The goal of these two verses is that you find the way of life at work and at home that makes Christ look as valuable as he really is. That is what worship is. Worship is an expressing, a display, of the worth of all that God is for us in Christ. So when your bodily life — what you do with your hands, your feet, your arms, your tongue, your eyes, your ears — becomes worship, it becomes a way of displaying the value and the worth of Christ. So that is the point of these verses.

“Worship is an expressing, a display, of the worth of all that God is for us in Christ.”

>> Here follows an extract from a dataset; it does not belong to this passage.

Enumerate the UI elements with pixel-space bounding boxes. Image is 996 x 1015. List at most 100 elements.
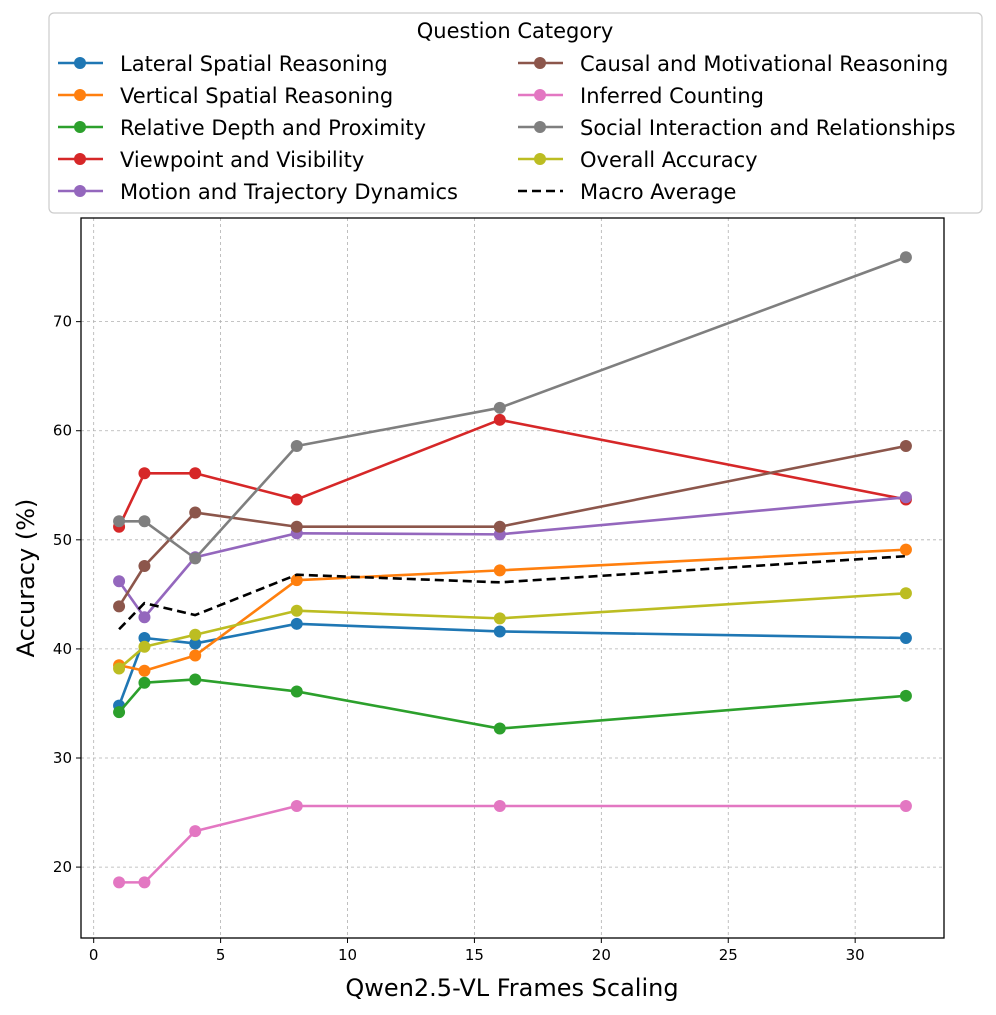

Paul wants to build on eleven chapters of theology and turn your life into doxology so that it sounds like doxology, it looks like doxology, it smells like doxology. And if you don’t know how to do that at work, if your work feels like the kind of work where that is an absolutely inconceivable idea, there are two possible problems. One is, you have the wrong job. But that is probably not the case. It is probably that verse 2 isn’t happening to the degree that it should.

Renewed Minds

Verse 2 is the means by which verse 1 comes about. Your life becomes a worship to God, it becomes a manifestation of the worth and value of Jesus, when you are not conformed to the world and all their values, but you are transformed by the renewal of your mind, so that the will of God becomes precious to you and a joy to you, and you find yourself living a lifestyle of love and sacrifice and Christ-exalting standards that cause the world to recognize his reality and his beauty and his value.

So it is probably not that you are in the wrong job — it is just that we have a lot to do in order to pursue what it means to be renewed in our minds.

When it says in verse 2, “Be transformed by the renewal of your mind,” Christians know it means I am already new. Second Corinthians 5:17 says, “If anyone is in Christ, he is a new creation.” Period. He is a new creation. And then we also know that the Bible builds on that rock-solid reality of our identity in Christ and says, “Now become what you are.” For example, look at 1 Corinthians 5:7: “Cleanse out the old leaven [picturing leaven as sin] that you may be a new lump [picturing the lump of dough as your life] as you really are unleavened.”

Isn’t that amazingly clear? Become what you are. You are unleavened, sinless, perfect, accepted, loved, home in Christ. Now become that in your practical, bodily behavior so that people will see the worth of Jesus Christ to you. Or Colossians 3:10 says it this way: “[You] have put on the new self, which is being renewed in knowledge after the image of its creator.” You have put on the new self. You are there. You are home. You are new. You are in Christ. You are accepted. You are loved. You are justified, acquitted, vindicated, verdict not guilty, it is finished. Now be renewed according to who you are in Christ.